O Valsa é uma banda com integrantes que veem e pensam a música de forma bem distinta entre si. Podemos citar algumas confluências, como a nova música contemporânea brasileira, tipo Apanhador Só, Tulipa Ruiz, Amarante. Também estamos ligados em bandas gringas como Spoon, Radiohead e outras. Não podemos deixar de falar dos clássicos Caetano, Beatles… enfim, essa é sempre uma pergunta difícil.

– Porque o rock nacional sumiu das paradas de sucesso?

Com a segmentação graças à internet, a questão da “parada de sucesso” acaba mudando. Hoje é mais justo falarmos de “paradas de sucesso”, no plural mesmo. Tem aquela coisa de bandas/artistas de grandes gravadoras, que tocam sertanejo, funk etc, e tem uma ligação muito forte com rádios, mas tem também aquele nicho de consumo via internet, que não deixa ter sua lista de artistas mais buscados. O rock saiu das rádios, dessa parada mainstream, mas continua gerando novas referências e “listas”. Basta vez as listas postadas em blogs, no fim de cada ano, com os “melhores discos”. Pelo menos agora a coisa é mais democrática.

– Quais são as inspirações para as letras do Valsa Binária?

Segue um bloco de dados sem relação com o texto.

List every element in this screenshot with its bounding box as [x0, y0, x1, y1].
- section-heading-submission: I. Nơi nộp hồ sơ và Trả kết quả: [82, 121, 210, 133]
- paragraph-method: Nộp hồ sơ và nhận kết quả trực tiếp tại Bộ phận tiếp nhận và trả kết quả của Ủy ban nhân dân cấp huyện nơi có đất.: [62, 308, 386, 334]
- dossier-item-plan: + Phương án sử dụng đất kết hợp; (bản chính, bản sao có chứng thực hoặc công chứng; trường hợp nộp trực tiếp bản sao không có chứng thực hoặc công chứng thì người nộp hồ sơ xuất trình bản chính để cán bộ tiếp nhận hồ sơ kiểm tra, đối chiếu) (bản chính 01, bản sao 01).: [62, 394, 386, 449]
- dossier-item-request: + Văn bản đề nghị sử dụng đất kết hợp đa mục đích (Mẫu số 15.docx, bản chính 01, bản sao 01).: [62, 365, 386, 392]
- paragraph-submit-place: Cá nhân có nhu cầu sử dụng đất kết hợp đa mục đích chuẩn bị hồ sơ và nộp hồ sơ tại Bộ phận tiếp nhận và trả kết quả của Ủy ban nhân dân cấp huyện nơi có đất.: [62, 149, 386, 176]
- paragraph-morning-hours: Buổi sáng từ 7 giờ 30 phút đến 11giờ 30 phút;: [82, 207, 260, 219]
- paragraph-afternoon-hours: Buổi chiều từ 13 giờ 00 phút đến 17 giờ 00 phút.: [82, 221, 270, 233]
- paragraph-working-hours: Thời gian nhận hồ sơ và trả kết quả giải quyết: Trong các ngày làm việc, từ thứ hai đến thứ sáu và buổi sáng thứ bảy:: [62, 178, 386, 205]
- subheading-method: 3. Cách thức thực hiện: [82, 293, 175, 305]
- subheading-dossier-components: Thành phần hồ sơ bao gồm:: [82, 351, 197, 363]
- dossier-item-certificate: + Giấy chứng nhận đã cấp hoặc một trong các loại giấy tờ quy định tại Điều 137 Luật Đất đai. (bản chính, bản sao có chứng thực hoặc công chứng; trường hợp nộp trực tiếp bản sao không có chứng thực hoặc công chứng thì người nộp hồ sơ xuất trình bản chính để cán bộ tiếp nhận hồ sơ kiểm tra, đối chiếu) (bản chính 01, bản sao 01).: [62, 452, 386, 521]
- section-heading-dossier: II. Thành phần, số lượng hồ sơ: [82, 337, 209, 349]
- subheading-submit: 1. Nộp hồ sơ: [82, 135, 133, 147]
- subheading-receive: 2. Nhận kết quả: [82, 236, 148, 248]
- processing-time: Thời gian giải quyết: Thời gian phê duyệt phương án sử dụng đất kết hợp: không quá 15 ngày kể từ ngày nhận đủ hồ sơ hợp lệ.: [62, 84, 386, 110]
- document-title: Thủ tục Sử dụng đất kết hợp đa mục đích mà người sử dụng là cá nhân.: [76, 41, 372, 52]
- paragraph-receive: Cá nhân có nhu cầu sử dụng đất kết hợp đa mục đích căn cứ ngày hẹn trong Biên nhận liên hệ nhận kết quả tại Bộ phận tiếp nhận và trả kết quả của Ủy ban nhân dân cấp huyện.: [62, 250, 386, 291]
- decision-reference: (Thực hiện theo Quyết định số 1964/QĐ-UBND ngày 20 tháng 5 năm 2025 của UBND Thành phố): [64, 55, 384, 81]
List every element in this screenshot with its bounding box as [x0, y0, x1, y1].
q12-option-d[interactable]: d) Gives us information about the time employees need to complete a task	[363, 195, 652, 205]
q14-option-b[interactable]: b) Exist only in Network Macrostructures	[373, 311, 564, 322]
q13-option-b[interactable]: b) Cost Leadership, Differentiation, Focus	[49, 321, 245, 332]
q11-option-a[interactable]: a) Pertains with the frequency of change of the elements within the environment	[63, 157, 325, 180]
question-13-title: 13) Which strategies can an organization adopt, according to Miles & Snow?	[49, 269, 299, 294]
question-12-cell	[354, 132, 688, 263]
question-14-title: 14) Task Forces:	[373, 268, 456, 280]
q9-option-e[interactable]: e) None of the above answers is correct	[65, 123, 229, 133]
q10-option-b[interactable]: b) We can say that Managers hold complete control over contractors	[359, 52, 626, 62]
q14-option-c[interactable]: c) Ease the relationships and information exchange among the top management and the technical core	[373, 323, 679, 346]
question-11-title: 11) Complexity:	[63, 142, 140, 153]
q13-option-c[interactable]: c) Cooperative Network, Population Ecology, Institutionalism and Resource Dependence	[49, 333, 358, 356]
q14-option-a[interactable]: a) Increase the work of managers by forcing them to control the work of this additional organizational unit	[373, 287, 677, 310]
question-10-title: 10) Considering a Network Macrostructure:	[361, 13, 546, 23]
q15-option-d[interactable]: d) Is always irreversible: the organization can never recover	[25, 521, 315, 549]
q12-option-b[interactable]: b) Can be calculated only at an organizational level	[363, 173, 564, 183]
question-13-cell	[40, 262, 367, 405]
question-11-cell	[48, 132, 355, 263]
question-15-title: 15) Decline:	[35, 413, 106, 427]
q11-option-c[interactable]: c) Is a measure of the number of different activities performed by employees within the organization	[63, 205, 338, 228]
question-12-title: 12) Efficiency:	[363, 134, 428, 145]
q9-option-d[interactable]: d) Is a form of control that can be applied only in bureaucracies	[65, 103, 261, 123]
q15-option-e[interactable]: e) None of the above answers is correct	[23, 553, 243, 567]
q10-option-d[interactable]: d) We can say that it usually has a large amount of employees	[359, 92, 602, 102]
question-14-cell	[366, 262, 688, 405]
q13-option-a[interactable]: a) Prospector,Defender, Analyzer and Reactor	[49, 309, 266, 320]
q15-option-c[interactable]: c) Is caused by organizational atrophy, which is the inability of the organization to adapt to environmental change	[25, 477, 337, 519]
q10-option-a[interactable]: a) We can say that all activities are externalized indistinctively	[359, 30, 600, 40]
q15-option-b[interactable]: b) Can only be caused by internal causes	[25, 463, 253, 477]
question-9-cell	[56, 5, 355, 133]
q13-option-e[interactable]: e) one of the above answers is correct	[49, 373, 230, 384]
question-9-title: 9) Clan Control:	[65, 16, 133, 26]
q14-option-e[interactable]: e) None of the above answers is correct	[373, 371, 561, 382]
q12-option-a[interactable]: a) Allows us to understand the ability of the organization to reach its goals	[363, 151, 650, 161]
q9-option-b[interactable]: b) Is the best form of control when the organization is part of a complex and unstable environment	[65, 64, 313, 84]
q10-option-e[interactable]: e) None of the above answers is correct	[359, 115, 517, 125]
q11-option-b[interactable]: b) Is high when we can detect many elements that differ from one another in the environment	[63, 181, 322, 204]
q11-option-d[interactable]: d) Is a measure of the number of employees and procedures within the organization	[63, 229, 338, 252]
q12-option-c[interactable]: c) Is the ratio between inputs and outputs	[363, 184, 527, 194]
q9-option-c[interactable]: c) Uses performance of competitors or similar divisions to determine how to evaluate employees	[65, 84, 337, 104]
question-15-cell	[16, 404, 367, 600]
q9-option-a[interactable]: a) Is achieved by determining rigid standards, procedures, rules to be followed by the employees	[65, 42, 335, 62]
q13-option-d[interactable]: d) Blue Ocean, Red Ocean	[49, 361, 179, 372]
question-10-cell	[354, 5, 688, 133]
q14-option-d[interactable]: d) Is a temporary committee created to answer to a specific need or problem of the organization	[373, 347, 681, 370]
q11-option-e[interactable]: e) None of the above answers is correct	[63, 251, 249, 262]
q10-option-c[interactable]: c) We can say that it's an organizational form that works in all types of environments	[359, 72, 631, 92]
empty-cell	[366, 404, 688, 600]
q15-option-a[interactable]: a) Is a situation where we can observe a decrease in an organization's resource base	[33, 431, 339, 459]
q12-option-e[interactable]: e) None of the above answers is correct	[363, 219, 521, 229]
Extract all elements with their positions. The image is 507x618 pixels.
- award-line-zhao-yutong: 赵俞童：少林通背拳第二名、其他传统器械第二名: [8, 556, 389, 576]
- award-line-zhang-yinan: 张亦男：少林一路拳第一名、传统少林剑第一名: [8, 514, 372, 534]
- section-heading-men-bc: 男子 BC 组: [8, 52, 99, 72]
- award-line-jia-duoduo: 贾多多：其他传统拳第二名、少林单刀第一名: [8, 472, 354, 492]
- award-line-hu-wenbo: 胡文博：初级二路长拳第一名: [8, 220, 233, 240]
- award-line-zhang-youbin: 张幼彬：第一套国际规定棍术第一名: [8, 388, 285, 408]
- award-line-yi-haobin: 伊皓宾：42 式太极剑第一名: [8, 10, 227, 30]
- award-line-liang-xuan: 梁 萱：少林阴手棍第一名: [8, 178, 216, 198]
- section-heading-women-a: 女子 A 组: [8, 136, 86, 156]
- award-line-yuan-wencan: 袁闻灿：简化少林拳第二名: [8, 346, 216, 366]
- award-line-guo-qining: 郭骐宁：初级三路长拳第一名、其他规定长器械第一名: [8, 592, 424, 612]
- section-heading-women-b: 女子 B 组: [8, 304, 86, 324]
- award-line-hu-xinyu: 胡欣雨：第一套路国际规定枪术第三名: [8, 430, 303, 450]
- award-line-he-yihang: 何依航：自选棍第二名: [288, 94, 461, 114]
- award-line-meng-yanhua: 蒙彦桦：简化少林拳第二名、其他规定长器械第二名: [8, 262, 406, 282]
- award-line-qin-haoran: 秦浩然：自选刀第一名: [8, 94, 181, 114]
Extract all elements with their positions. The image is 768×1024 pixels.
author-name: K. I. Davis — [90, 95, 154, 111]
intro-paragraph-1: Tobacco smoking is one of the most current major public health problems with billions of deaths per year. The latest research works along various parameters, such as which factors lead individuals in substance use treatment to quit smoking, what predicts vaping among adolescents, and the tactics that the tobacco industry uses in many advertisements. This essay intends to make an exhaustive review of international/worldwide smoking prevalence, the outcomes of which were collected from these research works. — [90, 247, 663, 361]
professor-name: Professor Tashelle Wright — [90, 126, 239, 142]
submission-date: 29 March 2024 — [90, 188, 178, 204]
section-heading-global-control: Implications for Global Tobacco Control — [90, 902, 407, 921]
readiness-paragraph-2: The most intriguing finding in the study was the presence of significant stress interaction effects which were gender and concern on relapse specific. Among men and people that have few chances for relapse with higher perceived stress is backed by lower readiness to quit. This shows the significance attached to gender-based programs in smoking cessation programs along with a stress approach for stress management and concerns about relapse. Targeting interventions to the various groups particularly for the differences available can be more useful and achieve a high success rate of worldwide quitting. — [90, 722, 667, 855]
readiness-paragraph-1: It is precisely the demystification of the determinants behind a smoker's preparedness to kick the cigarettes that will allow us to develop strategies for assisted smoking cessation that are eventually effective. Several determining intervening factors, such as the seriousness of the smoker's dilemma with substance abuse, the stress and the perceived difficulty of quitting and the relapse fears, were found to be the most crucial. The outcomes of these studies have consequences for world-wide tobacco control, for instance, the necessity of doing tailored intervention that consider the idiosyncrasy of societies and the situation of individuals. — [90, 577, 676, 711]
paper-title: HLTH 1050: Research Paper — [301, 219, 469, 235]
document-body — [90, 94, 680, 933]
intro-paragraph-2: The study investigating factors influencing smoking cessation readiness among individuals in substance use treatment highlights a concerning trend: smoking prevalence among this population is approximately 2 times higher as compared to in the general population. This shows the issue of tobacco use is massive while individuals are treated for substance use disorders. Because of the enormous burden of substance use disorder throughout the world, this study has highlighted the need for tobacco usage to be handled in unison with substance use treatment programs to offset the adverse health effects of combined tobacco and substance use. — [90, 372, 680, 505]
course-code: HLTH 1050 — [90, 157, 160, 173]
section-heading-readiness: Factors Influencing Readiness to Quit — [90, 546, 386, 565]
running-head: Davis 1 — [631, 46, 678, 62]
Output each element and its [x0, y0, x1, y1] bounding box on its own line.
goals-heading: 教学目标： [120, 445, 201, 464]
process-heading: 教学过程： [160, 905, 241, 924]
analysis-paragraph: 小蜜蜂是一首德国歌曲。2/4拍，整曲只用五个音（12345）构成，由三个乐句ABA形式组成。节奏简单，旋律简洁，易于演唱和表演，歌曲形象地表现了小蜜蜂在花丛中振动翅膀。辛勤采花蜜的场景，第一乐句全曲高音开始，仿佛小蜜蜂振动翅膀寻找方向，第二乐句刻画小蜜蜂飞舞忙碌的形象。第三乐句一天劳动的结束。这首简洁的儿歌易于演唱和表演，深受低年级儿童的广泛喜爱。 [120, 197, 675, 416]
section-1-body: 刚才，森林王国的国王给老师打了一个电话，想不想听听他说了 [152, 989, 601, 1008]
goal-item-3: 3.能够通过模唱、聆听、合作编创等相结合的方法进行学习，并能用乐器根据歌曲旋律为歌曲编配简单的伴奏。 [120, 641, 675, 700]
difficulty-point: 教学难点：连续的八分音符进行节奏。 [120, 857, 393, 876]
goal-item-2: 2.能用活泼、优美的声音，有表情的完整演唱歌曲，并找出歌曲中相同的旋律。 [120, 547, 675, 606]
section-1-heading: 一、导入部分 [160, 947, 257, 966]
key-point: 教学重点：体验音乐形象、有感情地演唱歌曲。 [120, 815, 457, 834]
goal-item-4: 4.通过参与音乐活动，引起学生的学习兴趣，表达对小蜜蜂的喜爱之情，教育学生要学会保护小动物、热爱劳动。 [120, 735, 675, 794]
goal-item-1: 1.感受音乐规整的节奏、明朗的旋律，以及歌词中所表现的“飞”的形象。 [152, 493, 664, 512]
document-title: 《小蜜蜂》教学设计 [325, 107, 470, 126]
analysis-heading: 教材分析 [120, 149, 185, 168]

Nossas letras têm certo toque de ironia, uma poética menos óbvia, mas sobretudo uma tendência que nos leva a discutir sobre coisas corriqueiras. Há um retrato cinematográfico, por exemplo, nas faixas ‘Dona de Si’ e ‘Palhaço’, uma crítica alegórica em ‘Receita’, mas também aquele “lugar comum” do rock reflexivo, como acontece em ‘Céu de Abril’. Todas funcionam como quadros de pequenas crônicas diárias e seus personagens.

Valsa Binária

– A queda das gravadoras e da indústria musical foi boa ou ruim para as bandas independentes?

Ainda é cedo para ter uma perspectiva histórica sobre isso. Mas de certa forma, o resultado parece positivo, mais democrático e realmente aberto para pluralidades. Na real, a banda já surgiu no contexto da internet, então não sofremos com essa transformação como algumas bandas do mainstream que precisaram fazer alguma transição.

– Quais são os próximos passos da banda?

Depois de um longo período em estúdio, agora estamos investindo na circulação, nos shows. Acabamos de chegar de duas apresentações em Porto Alegre, cidade que inclusive abraçou nosso trabalho de uma forma bem interessante. A própria imprensa da cidade nos reservou um espaço muito bacana. Temos algumas ideias de onde passar e estamos trabalhando nisso. Também vamos lançar o primeiro clipe do disco agora em outubro. Acima de tudo continuar fazendo o que gostamos: tocar e divertir as pessoas.

– Recomendem bandas ou artistas que chamaram sua atenção ultimamente (especialmente se forem independentes!).

Podemos ser bairristas? Brincadeira, mas seria interessante falar de Belo Horizonte, cidade que continua sendo um celeiro fértil. Da cidade, podemos recomendar A Fase Rosa, Aldan, Djambê, Nobat, Transmissor, Graveola e o Lixo Polifônico, Lupe de Lupe, Djalma Não Entende de Política, Dibigode, Iconili.